Para saber mais sobre como estruturar a gestão do seu condomínio ou para uma consulta especializada, entre em contato com a Advocacia Juliana Morata e agende uma avaliação. Explore também a nossa página-pilar sobre direito condominial para soluções rápidas e seguras.
Perguntas frequentes (FAQ)
P1 – O que é obra voluptuária segundo o CC?

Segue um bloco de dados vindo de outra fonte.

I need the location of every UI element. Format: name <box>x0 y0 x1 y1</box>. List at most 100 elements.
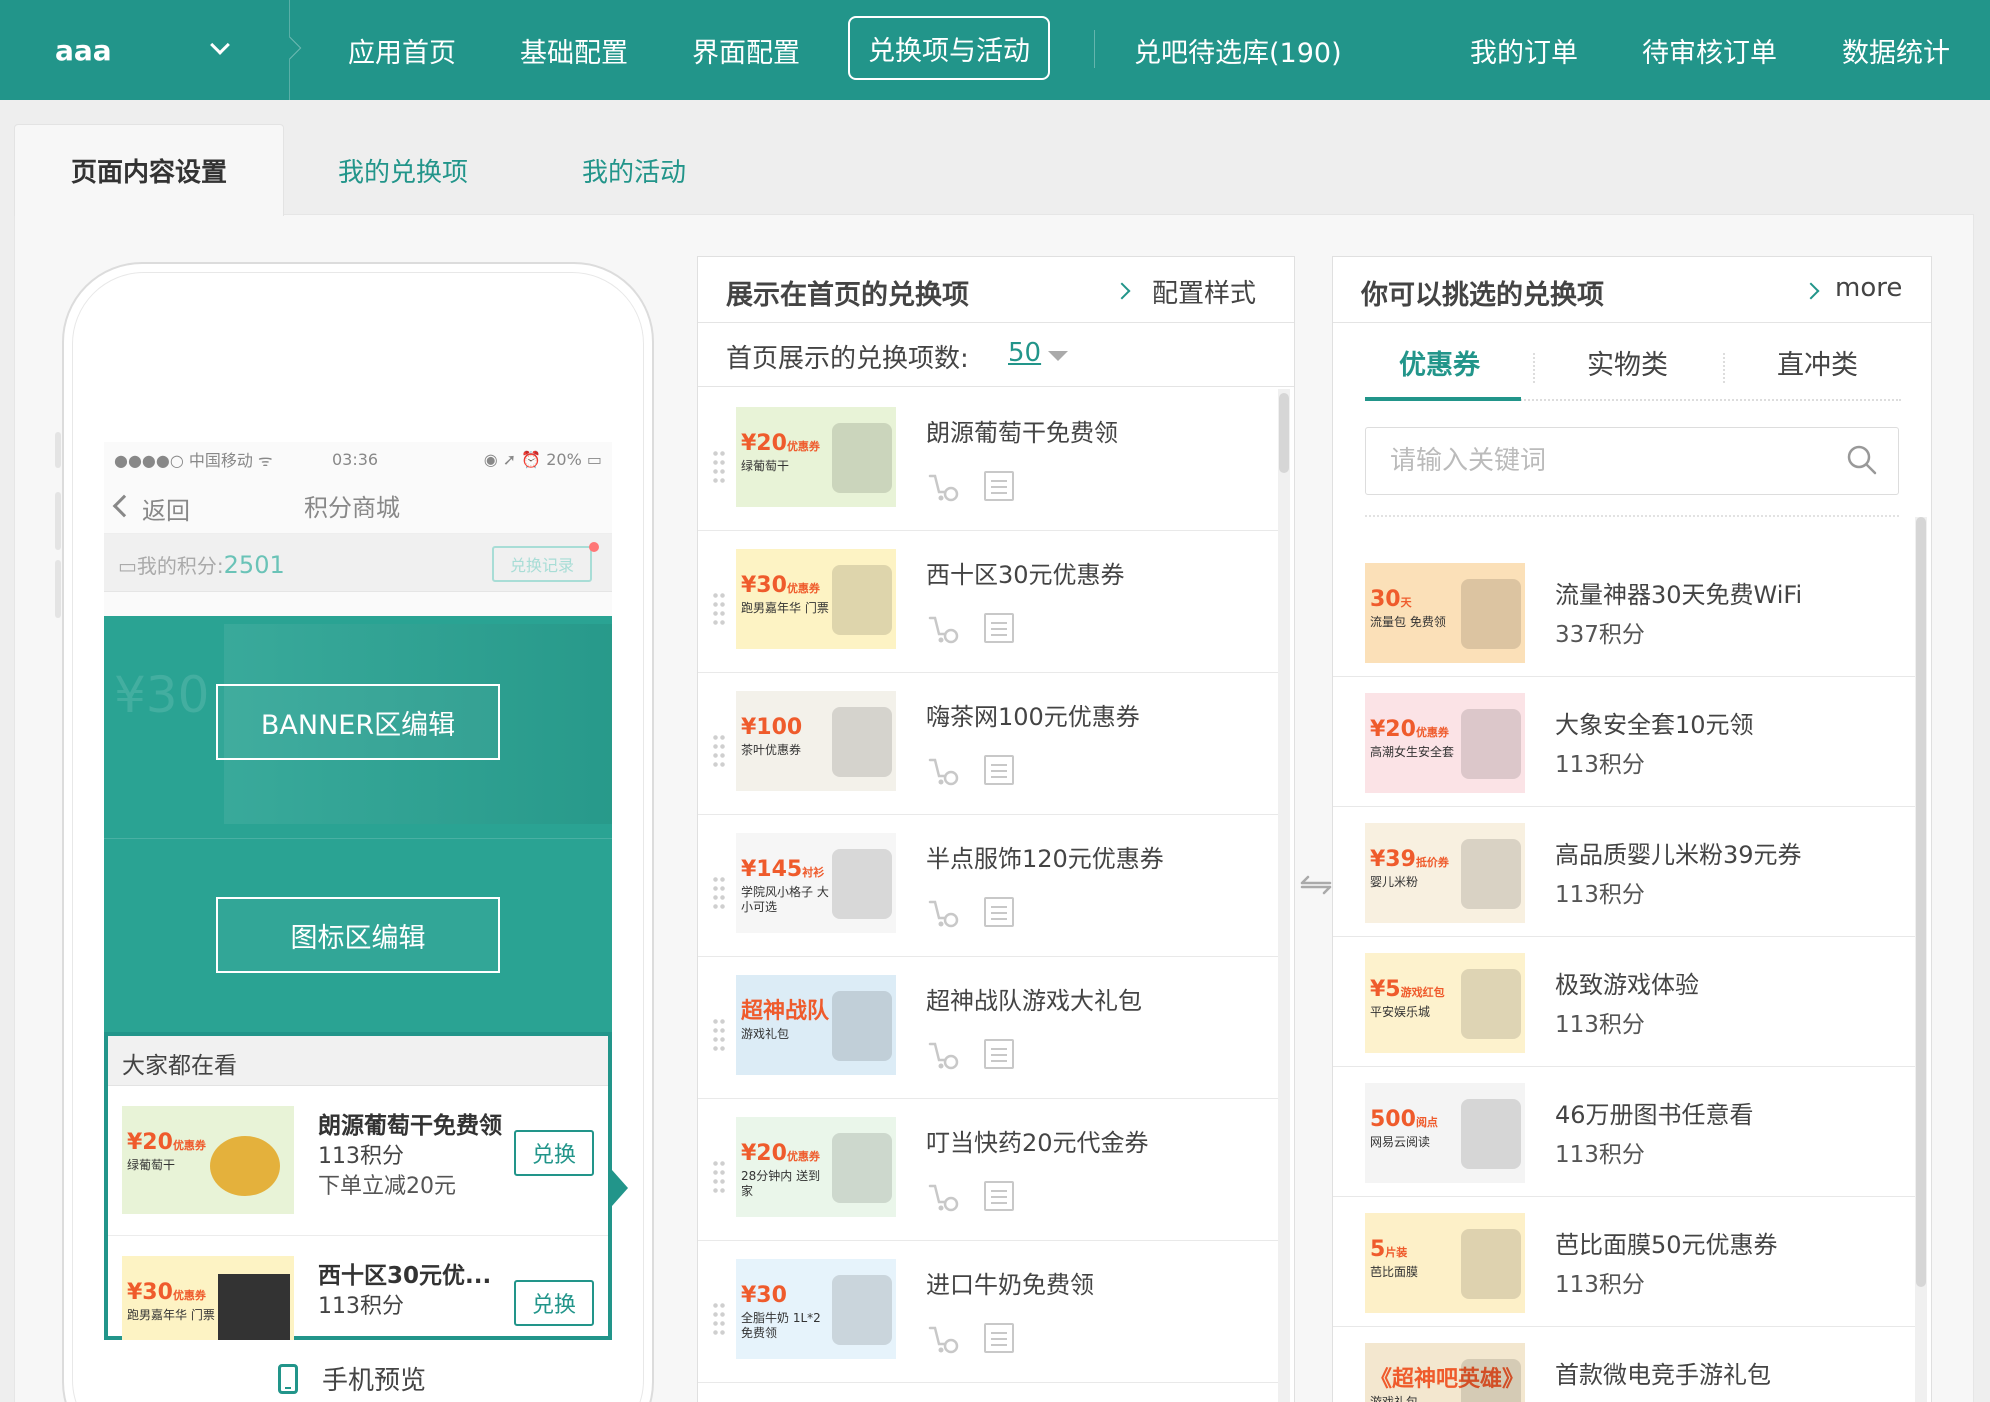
drag-handle-icon[interactable] <box>712 449 726 483</box>
nav-item-candidate-library[interactable]: 兑吧待选库(190) <box>1134 0 1342 100</box>
list-item[interactable]: 《超神吧英雄》 游戏礼包 首款微电竞手游礼包 113积分 <box>1333 1327 1915 1402</box>
tab-divider <box>1723 353 1725 383</box>
display-count-select[interactable]: 50 <box>1008 338 1041 368</box>
chevron-right-icon[interactable] <box>1113 282 1131 300</box>
table-row[interactable]: ¥145衬衫 学院风小格子 大小可选 半点服饰120元优惠券 <box>698 815 1278 957</box>
item-thumbnail: ¥30优惠券 跑男嘉年华 门票 <box>736 549 896 649</box>
points-bar: ▭我的积分:2501 兑换记录 <box>104 534 612 592</box>
tab-page-content[interactable]: 页面内容设置 <box>14 124 284 216</box>
active-tab-indicator <box>1365 397 1521 401</box>
category-tabs: 优惠券 实物类 直冲类 <box>1333 323 1931 403</box>
drag-handle-icon[interactable] <box>712 1017 726 1051</box>
panel-title: 展示在首页的兑换项 <box>726 280 969 311</box>
search-icon[interactable] <box>1846 444 1878 476</box>
homepage-items-panel: 展示在首页的兑换项 配置样式 首页展示的兑换项数: 50 ¥20优惠券 绿葡萄干… <box>697 256 1295 1402</box>
table-row[interactable]: ¥20优惠券 绿葡萄干 朗源葡萄干免费领 <box>698 389 1278 531</box>
drag-handle-icon[interactable] <box>712 1159 726 1193</box>
list-item[interactable]: 5片装 芭比面膜 芭比面膜50元优惠券 113积分 <box>1333 1197 1915 1327</box>
drag-handle-icon[interactable] <box>712 733 726 767</box>
more-link[interactable]: more <box>1835 273 1902 303</box>
search-input[interactable] <box>1390 442 1810 480</box>
thumb-subtitle: 平安娱乐城 <box>1370 1005 1431 1019</box>
table-row[interactable]: 超神战队 游戏礼包 超神战队游戏大礼包 <box>698 957 1278 1099</box>
nav-item-my-orders[interactable]: 我的订单 <box>1470 0 1578 100</box>
back-button[interactable]: 返回 <box>142 491 190 526</box>
table-row[interactable]: ¥100 茶叶优惠券 嗨茶网100元优惠券 <box>698 673 1278 815</box>
cart-icon[interactable] <box>928 471 960 503</box>
nav-item-pending-orders[interactable]: 待审核订单 <box>1642 0 1777 100</box>
product-graphic <box>1461 1359 1521 1402</box>
nav-item-exchange-activities[interactable]: 兑换项与活动 <box>848 16 1050 80</box>
scrollbar[interactable] <box>1278 389 1290 1402</box>
item-name: 进口牛奶免费领 <box>926 1271 1094 1299</box>
product-graphic <box>832 423 892 493</box>
tab-coupons[interactable]: 优惠券 <box>1399 343 1480 382</box>
drag-handle-icon[interactable] <box>712 591 726 625</box>
detail-icon[interactable] <box>984 1039 1014 1069</box>
item-thumbnail: 500阅点 网易云阅读 <box>1365 1083 1525 1183</box>
exchange-button[interactable]: 兑换 <box>514 1130 594 1176</box>
tab-physical-goods[interactable]: 实物类 <box>1587 343 1668 382</box>
thumb-price: 30天 <box>1370 587 1412 612</box>
list-item[interactable]: ¥39抵价券 婴儿米粉 高品质婴儿米粉39元券 113积分 <box>1333 807 1915 937</box>
list-item[interactable]: ¥30优惠券 跑男嘉年华 门票 西十区30元优... 113积分 兑换 <box>108 1236 608 1340</box>
cart-icon[interactable] <box>928 755 960 787</box>
item-desc: 下单立减20元 <box>318 1174 456 1199</box>
detail-icon[interactable] <box>984 613 1014 643</box>
nav-item-app-home[interactable]: 应用首页 <box>348 0 456 100</box>
back-chevron-icon[interactable] <box>112 494 136 518</box>
hot-section: 大家都在看 ¥20优惠券 绿葡萄干 朗源葡萄干免费领 113积分 下单立减20元… <box>104 1032 612 1340</box>
detail-icon[interactable] <box>984 755 1014 785</box>
exchange-record-button[interactable]: 兑换记录 <box>492 546 592 582</box>
chevron-right-icon[interactable] <box>1802 282 1820 300</box>
drag-handle-icon[interactable] <box>712 875 726 909</box>
list-item[interactable]: ¥20优惠券 绿葡萄干 朗源葡萄干免费领 113积分 下单立减20元 兑换 <box>108 1086 608 1236</box>
scrollbar-thumb[interactable] <box>1916 517 1926 1287</box>
nav-item-statistics[interactable]: 数据统计 <box>1842 0 1950 100</box>
tab-my-exchanges[interactable]: 我的兑换项 <box>338 124 468 216</box>
panel-header: 你可以挑选的兑换项 more <box>1333 257 1931 323</box>
list-item[interactable]: 500阅点 网易云阅读 46万册图书任意看 113积分 <box>1333 1067 1915 1197</box>
thumb-subtitle: 网易云阅读 <box>1370 1135 1431 1149</box>
table-row[interactable]: ¥20优惠券 28分钟内 送到家 叮当快药20元代金券 <box>698 1099 1278 1241</box>
nav-item-ui-config[interactable]: 界面配置 <box>692 0 800 100</box>
caret-down-icon[interactable] <box>1048 351 1068 361</box>
cart-icon[interactable] <box>928 1323 960 1355</box>
app-selector[interactable]: aaa <box>0 0 302 100</box>
banner-edit-button[interactable]: BANNER区编辑 <box>216 684 500 760</box>
swap-arrows-icon[interactable] <box>1296 870 1336 900</box>
thumb-price: ¥145衬衫 <box>741 857 825 882</box>
detail-icon[interactable] <box>984 1323 1014 1353</box>
tab-my-activities[interactable]: 我的活动 <box>582 124 686 216</box>
table-row[interactable]: ¥30优惠券 跑男嘉年华 门票 西十区30元优惠券 <box>698 531 1278 673</box>
poster-graphic <box>218 1274 290 1340</box>
cart-icon[interactable] <box>928 613 960 645</box>
icon-edit-button[interactable]: 图标区编辑 <box>216 897 500 973</box>
list-item[interactable]: ¥5游戏红包 平安娱乐城 极致游戏体验 113积分 <box>1333 937 1915 1067</box>
nav-item-basic-config[interactable]: 基础配置 <box>520 0 628 100</box>
thumb-subtitle: 婴儿米粉 <box>1370 875 1419 889</box>
config-style-link[interactable]: 配置样式 <box>1152 273 1256 310</box>
product-graphic <box>1461 1099 1521 1169</box>
detail-icon[interactable] <box>984 897 1014 927</box>
icon-zone: 图标区编辑 <box>104 838 612 1032</box>
scrollbar-thumb[interactable] <box>1279 393 1289 473</box>
thumb-price: ¥39抵价券 <box>1370 847 1449 872</box>
table-row[interactable]: ¥30 全脂牛奶 1L*2 免费领 进口牛奶免费领 <box>698 1241 1278 1383</box>
drag-handle-icon[interactable] <box>712 1301 726 1335</box>
exchange-button[interactable]: 兑换 <box>514 1280 594 1326</box>
tab-direct-recharge[interactable]: 直冲类 <box>1777 343 1858 382</box>
detail-icon[interactable] <box>984 1181 1014 1211</box>
item-name: 朗源葡萄干免费领 <box>318 1113 502 1139</box>
phone-preview-link[interactable]: 手机预览 <box>278 1360 426 1397</box>
detail-icon[interactable] <box>984 471 1014 501</box>
scrollbar[interactable] <box>1915 517 1927 1402</box>
cart-icon[interactable] <box>928 1181 960 1213</box>
list-item[interactable]: ¥20优惠券 高潮女生安全套 大象安全套10元领 113积分 <box>1333 677 1915 807</box>
list-item[interactable]: 30天 流量包 免费领 流量神器30天免费WiFi 337积分 <box>1333 547 1915 677</box>
cart-icon[interactable] <box>928 897 960 929</box>
thumb-subtitle: 芭比面膜 <box>1370 1265 1419 1279</box>
thumb-price: ¥5游戏红包 <box>1370 977 1445 1002</box>
cart-icon[interactable] <box>928 1039 960 1071</box>
thumb-subtitle: 游戏礼包 <box>741 1027 790 1041</box>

Obras que visam lazer, embelezamento ou comodidades não estritamente necessárias para a funcionalidade do prédio.
P2 – Qual é o quórum exigido para obras voluptuárias?
Para obras voluptuárias, o Código Civil exige o voto de duas terços dos condôminos.
P3 – O que fazer se a ata não registra votação?
Sem registro de votação, a obra não pode ser considerada aprovada. Recomenda-se suspender a obra e convocar nova assembleia com votação formal.
P4 – Como evitar conflitos semelhantes no meu condomínio?
Adotar votação nominal registrada em ata, manter cópias atualizadas da ata e da convenção, e buscar orientação jurídica especializada desde o início.
FAQ em formato estruturado
Fontes: Código Civil (Lei 10.406/2002) e Superior Tribunal de Justiça.